The government figures say 103,000 out of nearly 8 million black students are schooled at home, 1.3 percent. Homeschooling grew faster among whites, from 2 percent to 2.7 percent. One of the fastest-growing homeschooling demographics is among parents whose educational attainment is a high school diploma or less.
Evidence abounds, however, that homeschooling is no longer just for conservative white Christians who can’t afford private schools and countercultural liberals. While they face pressure from a majority in the African-American community that views public education as an institution that helps blacks, a number of articles suggest that growing numbers of black parents are getting fed up with overcrowded classrooms, school violence and an achievement gap between white and black students in public schools.
Voddie Baucham, an African-American minister, co-sponsored a resolution at last summer’s Southern Baptist Convention urging parents to fully embrace their responsibility for ensuring their children receive a godly education.
“The Baucham/Shortt resolution is the only position being discussed in the SBC today that addresses the race issue,” Baucham said in an e-mail to EthicsDaily.com.
“I am absolutely opposed to the practice of sending Christian children to government schools,” Baucham said. While critics of homeschooling accuse the movement of being racist, he said, they offer “absolutely no answer the poor black children whose futures are being eroded by inferior education.”
Baucham’s co-sponsor in the resolution, Bruce Shortt, is white. He lives in an affluent school district in suburban Houston that many people would view as superior, but he still opts to teach his two young sons at home.
“As bad as the suburban schools are (using my benchmarks), the inner city schools that most blacks are consigned to are seen by virtually everyone as vastly worse,” Shortt said. “I think this lends a special sense of urgency that contributes to the growth among blacks.”
Shortt said if race is driving any educational choice, it is overwhelmingly in the direction of people moving to “good” public schools. “Realtors don’t promote areas by saying, ‘They have really good homeschooling co-ops out there,'” he said.
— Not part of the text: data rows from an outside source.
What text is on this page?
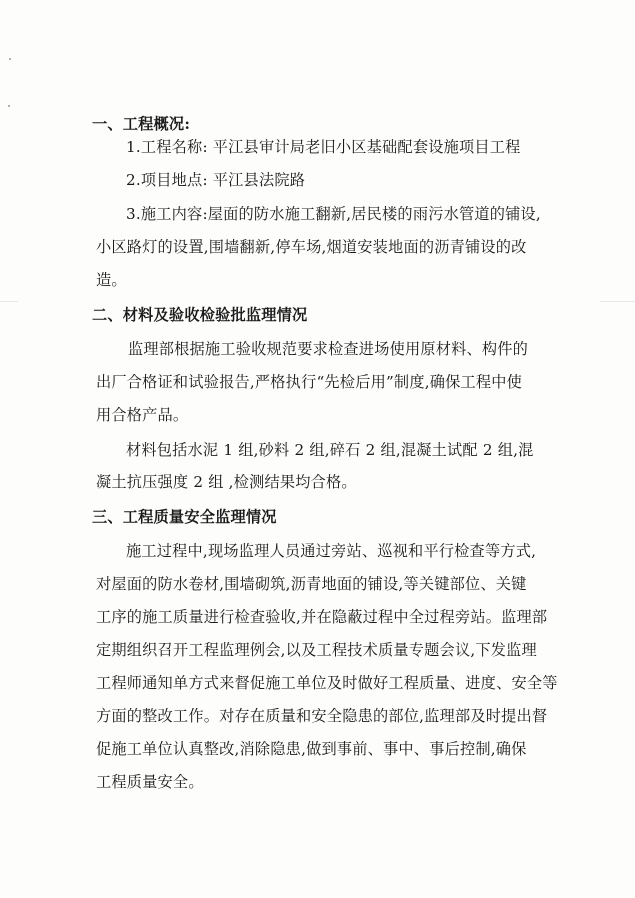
一、工程概况:
1.工程名称: 平江县审计局老旧小区基础配套设施项目工程
2.项目地点: 平江县法院路
3.施工内容:屋面的防水施工翻新,居民楼的雨污水管道的铺设,
小区路灯的设置,围墙翻新,停车场,烟道安装地面的沥青铺设的改
造。
二、材料及验收检验批监理情况
监理部根据施工验收规范要求检查进场使用原材料、构件的
出厂合格证和试验报告,严格执行“先检后用”制度,确保工程中使
用合格产品。
材料包括水泥 1 组,砂料 2 组,碎石 2 组,混凝土试配 2 组,混
凝土抗压强度 2 组 ,检测结果均合格。
三、工程质量安全监理情况
施工过程中,现场监理人员通过旁站、巡视和平行检查等方式,
对屋面的防水卷材,围墙砌筑,沥青地面的铺设,等关键部位、关键
工序的施工质量进行检查验收,并在隐蔽过程中全过程旁站。监理部
定期组织召开工程监理例会,以及工程技术质量专题会议,下发监理
工程师通知单方式来督促施工单位及时做好工程质量、进度、安全等
方面的整改工作。对存在质量和安全隐患的部位,监理部及时提出督
促施工单位认真整改,消除隐患,做到事前、事中、事后控制,确保
工程质量安全。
Articles say African-Americans choose homeschooling for many of the same reasons as whites. Asked about what they considered to be their most important reason for homeschooling, 31 percent of homeschooled children had parents who cited concern about the environment of other schools–such as safety, drugs or negative peer pressure. Thirty percent said the most important reason was to provide religious or moral instruction.
Special concerns for minorities include bias in America’s classrooms–90 percent of America’s classroom teachers are white–and a wide disparity in test scores between white and blacks.
Shortt said he believes suggestions that allegations of racism without supporting information, including some in articles published on EthicsDaily.com, are merely “smear tactics.”
Despite such protests, Stella Edwards, legislative chairperson for Virginia PTA, said the current call for a Christian exodus from public schools “parallels with me” to earlier movements to establish white Christian schools to avoid desegregation.
Edwards, who is African-American, is the parent of a daughter who attends East Carolina University and a son who is a junior in a public high school. Her husband is a retired military officer; she also was in the military but resigned when her son was born. They have lived in Virginia for 15 years.
Edwards, a member of First Baptist Church in Hopewell, Va., said she takes exception to the idea “of carving out children of Christian families and isolating them from the general public in order to educate them.”
Rather, she says, “I would think we should be calling out for Christian young people to go into the field of education” as a positive influence on the system.
Bob Allen is managing editor of EthicsDaily.com.